Victoria Winckler is Director of the Bevan Foundation, a charity that promotes social justice in Wales through research and debate. She has worked extensively on equality and poverty issues at the Foundation and in her previous roles in local government and academia.
By Victoria Winckler
What image does the word ‘poverty’ conjure up? Someone sleeping rough? A disheveled mother and dirty kids? Or maybe a pensioner hunched over an electric fire trying to keep warm?
The reality is a bit different. About one in five of all households in Wales live in poverty, with about one in eight of households where people are working being poor, as are a third of single, childless women and a quarter of single men. Poverty can affect any one, at any time, and is undoubtedly in a street near you.
That said, some people are at much greater risk of being in poverty than others: disabled people, for example, or Bangladeshi and Pakistani people, are particularly likely to have low incomes not least because they are much less likely to work than other people.
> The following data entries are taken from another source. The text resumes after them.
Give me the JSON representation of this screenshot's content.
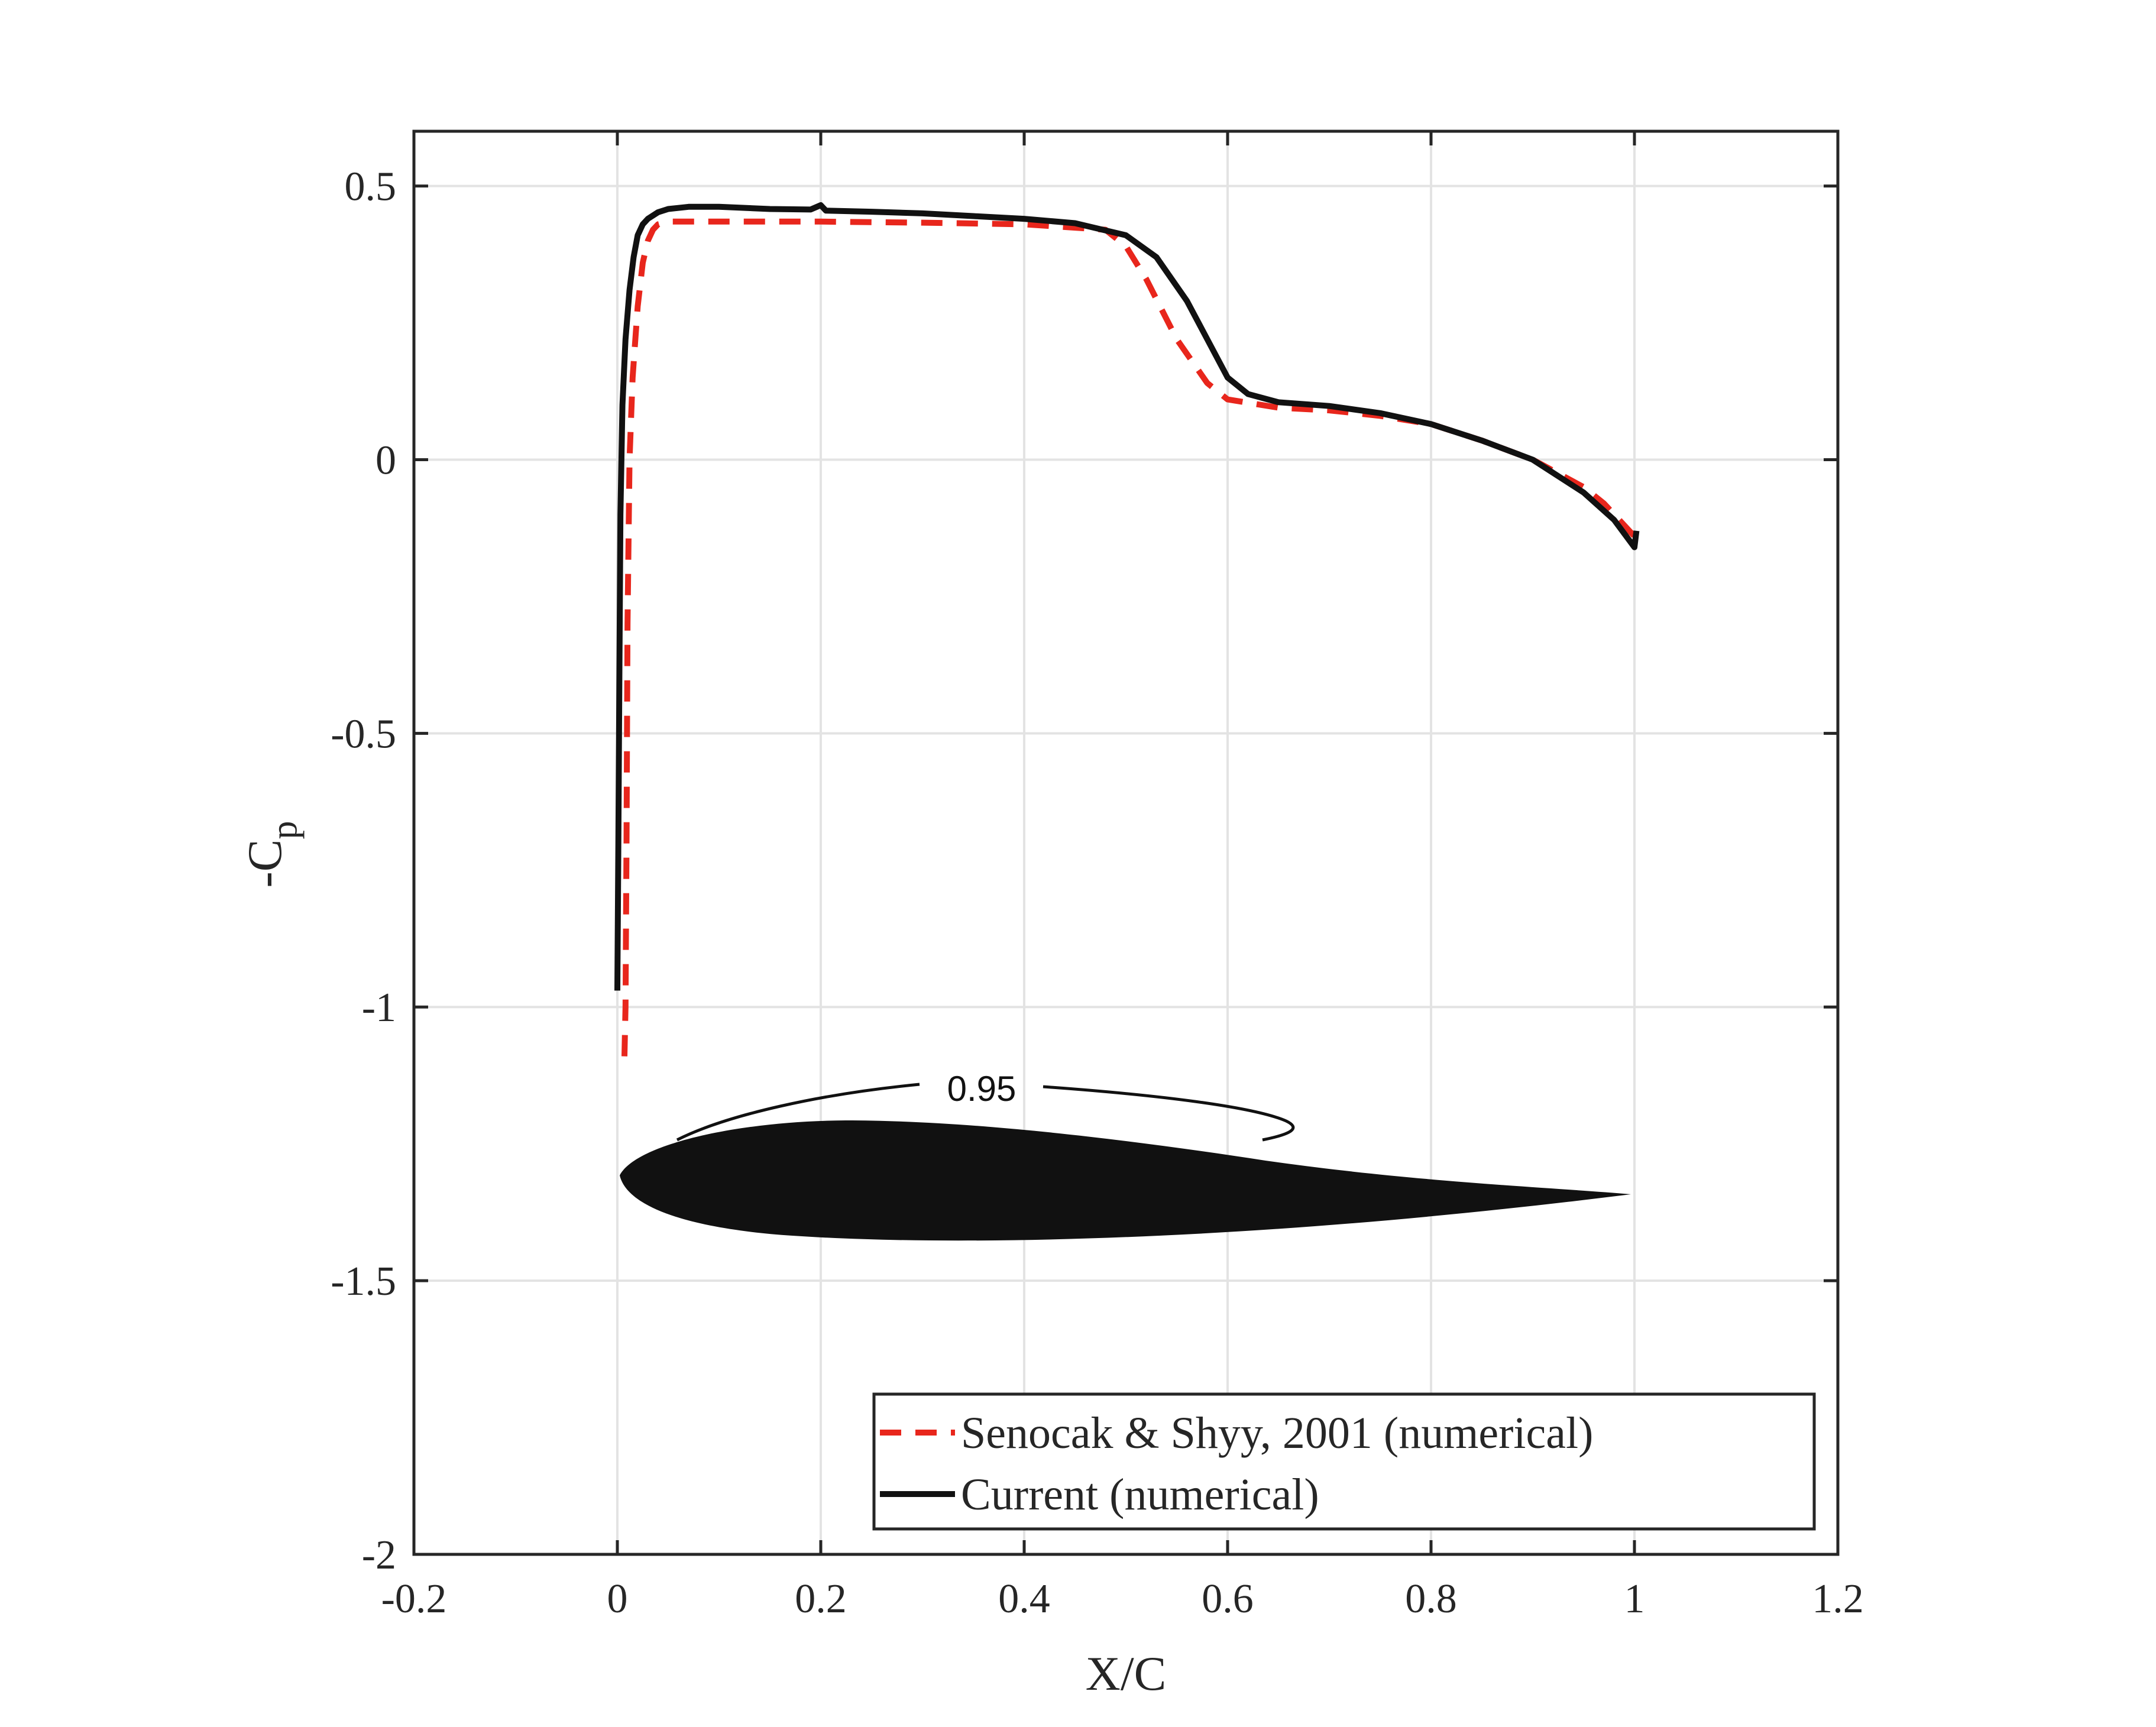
{
  "chart_data": {
    "type": "line",
    "xlabel": "X/C",
    "ylabel": "-C",
    "ylabel_subscript": "p",
    "xlim": [
      -0.2,
      1.2
    ],
    "ylim": [
      -2,
      0.6
    ],
    "x_ticks": [
      -0.2,
      0,
      0.2,
      0.4,
      0.6,
      0.8,
      1,
      1.2
    ],
    "y_ticks": [
      -2,
      -1.5,
      -1,
      -0.5,
      0,
      0.5
    ],
    "x_tick_labels": [
      "-0.2",
      "0",
      "0.2",
      "0.4",
      "0.6",
      "0.8",
      "1",
      "1.2"
    ],
    "y_tick_labels": [
      "-2",
      "-1.5",
      "-1",
      "-0.5",
      "0",
      "0.5"
    ],
    "grid": true,
    "legend_position": "bottom-right",
    "series": [
      {
        "name": "Senocak & Shyy, 2001 (numerical)",
        "color": "#e8261c",
        "style": "dashed",
        "x": [
          0.007,
          0.008,
          0.009,
          0.01,
          0.012,
          0.015,
          0.02,
          0.025,
          0.03,
          0.035,
          0.04,
          0.05,
          0.07,
          0.1,
          0.2,
          0.3,
          0.4,
          0.48,
          0.5,
          0.52,
          0.55,
          0.58,
          0.6,
          0.65,
          0.7,
          0.75,
          0.8,
          0.85,
          0.9,
          0.95,
          0.97,
          1.0
        ],
        "y": [
          -1.09,
          -1.0,
          -0.7,
          -0.3,
          0.0,
          0.15,
          0.28,
          0.36,
          0.4,
          0.42,
          0.43,
          0.435,
          0.435,
          0.435,
          0.435,
          0.433,
          0.43,
          0.42,
          0.39,
          0.33,
          0.22,
          0.14,
          0.11,
          0.095,
          0.09,
          0.08,
          0.065,
          0.035,
          0.0,
          -0.05,
          -0.08,
          -0.14
        ]
      },
      {
        "name": "Current (numerical)",
        "color": "#111111",
        "style": "solid",
        "x": [
          0.0,
          0.001,
          0.002,
          0.003,
          0.005,
          0.008,
          0.012,
          0.016,
          0.02,
          0.025,
          0.03,
          0.04,
          0.05,
          0.07,
          0.1,
          0.15,
          0.19,
          0.2,
          0.205,
          0.25,
          0.3,
          0.35,
          0.4,
          0.45,
          0.5,
          0.53,
          0.56,
          0.58,
          0.6,
          0.62,
          0.65,
          0.7,
          0.75,
          0.8,
          0.85,
          0.9,
          0.95,
          0.98,
          1.0,
          1.002
        ],
        "y": [
          -0.97,
          -0.7,
          -0.4,
          -0.1,
          0.1,
          0.22,
          0.31,
          0.37,
          0.41,
          0.43,
          0.44,
          0.452,
          0.458,
          0.462,
          0.462,
          0.458,
          0.457,
          0.465,
          0.455,
          0.453,
          0.45,
          0.445,
          0.44,
          0.432,
          0.41,
          0.37,
          0.29,
          0.22,
          0.15,
          0.12,
          0.105,
          0.098,
          0.085,
          0.065,
          0.035,
          0.0,
          -0.06,
          -0.11,
          -0.16,
          -0.13
        ]
      }
    ],
    "annotations": [
      {
        "text": "0.95",
        "kind": "contour-label"
      }
    ],
    "inset": {
      "kind": "airfoil-silhouette",
      "color": "#111111"
    }
  }
}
Some people being very much better off than others is not an accident, random or a matter of luck. A new report by the Equality and Human Rights Commission and the Welsh Institute of Social and Economic Research and Data (WISERD) shows in great detail just how people’s income and wealth are shaped by who they are as well as what they do. Characteristics people can do nothing about – their gender, ethnicity or disability for example – play a big part in how well-off they are.
For example, people living in white households are found to have a median household income £71 a week higher than people in black households. Women workers typically earn 84p an hour less than men – a gap that soon mounts up over a week.
The report doesn’t make any recommendations, but it’s clear that with inequality on this scale the Welsh Assembly Government, local authorities and all the other bodies that provide public services need to sit up and take notice.